Secondly, the court expert, Dr Patel, pointed out that if the Trust were deliberately withholding nutrition from Laura because of the risks of re-feeding that should have been acknowledged. Kirsten Major states Laura was not starved, but we have no evidence either way, that Laura was intentionally starved or not, because the Trust didn’t follow the law as laid out in the Mental Capacity Act.

Thirdly, the focus on timing. There are two issues with this, one it’s another technique to seek to reduce and diminish your responsibility, and two it’s inaccurate. The Coroner specifically addressed the issue of the timing of Laura’s death when ruling on the fact that neglect was contributory. She stated that she simply could not say whether Laura would have recovered from the hospital acquired pneumonia if she’d been adequately nourished, she couldn’t say one way or the other, she was not guaranteeing that she would have recovered and gone home, she similarly was not saying that she would not have recovered and she would have died. It is simply impossible to say.

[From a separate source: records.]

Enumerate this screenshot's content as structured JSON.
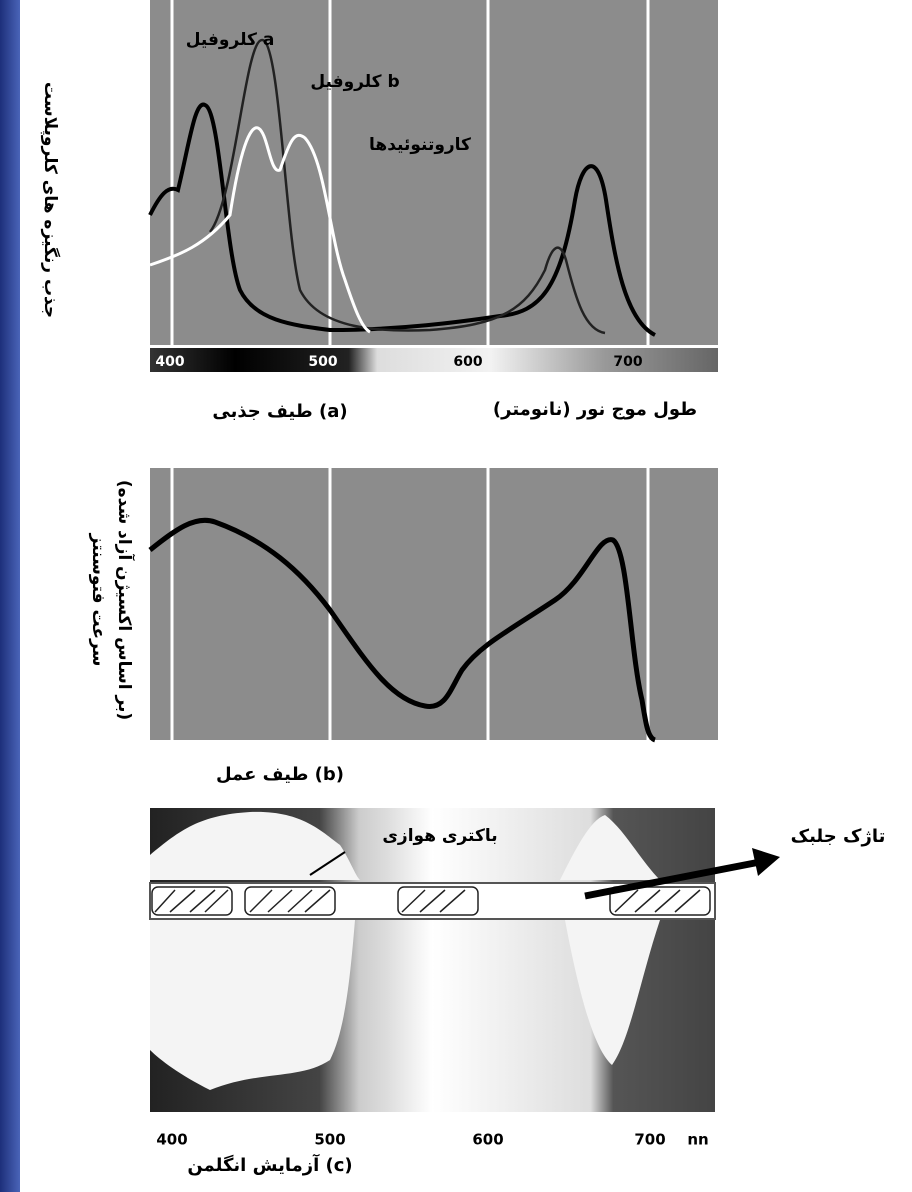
{
  "panel_a": {
    "curve_labels": [
      "کلروفیل a",
      "کلروفیل b",
      "کاروتنوئیدها"
    ],
    "axis_ticks": [
      "400",
      "500",
      "600",
      "700"
    ],
    "caption": "طیف جذبی (a)",
    "x_label": "طول موج نور (نانومتر)",
    "y_label": "جذب رنگیزه های کلروپلاست"
  },
  "panel_b": {
    "caption": "طیف عمل (b)",
    "y_label_line1": "سرعت فتوسنتز",
    "y_label_line2": "(بر اساس اکسیژن آزاد شده)"
  },
  "panel_c": {
    "bacteria_label": "باکتری هوازی",
    "filament_label": "تاژک جلبک",
    "axis_ticks": [
      "400",
      "500",
      "600",
      "700"
    ],
    "unit": "nn",
    "caption": "آزمایش انگلمن (c)"
  }
}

The Coroner stated in her written ruling:

I cannot say that Laura would have survived for much longer than the 19 October 2016 or that she would have been well and been discharged home from this admission had her nutrition been managed appropriately however I am satisfied, on the balance of probabilities, that had Laura received adequate nutrition during her admission the outcome on the 19 October 2016 would have been altered.

So Kirsten Major’s statement is not only offensive, but also inaccurate.

It’s also worth noting of course that Laura’s parents, Patricia and Ken, have not received any acknowledgement or apology from the Trust, this was simply a statement issued to the media. Which again makes it clear that it’s not actually an apology but simply a PR exercise, a performance.

I’m going to end with a masterclass of holding Trust non-apologies to account, from the brilliant Victoria Macdonald of Channel 4 News.

This is an interview Victoria conducted with Lesley Stephens of Southern Health after Connor Sparrowhawk’s inquest concluded. Connor drowned in a bath, in an NHS hospital, another learning disabled person whose life was ended due to neglect. The disgraced former Trust CEO, Katrina Percy, and Medical Director, Lesley Stephens, continually tried to deny and diminish the failings.

As Victoria says 2mins in:

Can I just stop you. The point is you’re saying sorry to me, and you’ve said sorry in the press release, but nobody has actually gone and said sorry to the family.

Duty of Candour anyone? Fit and Proper Person? Why is it so hard to just say sorry?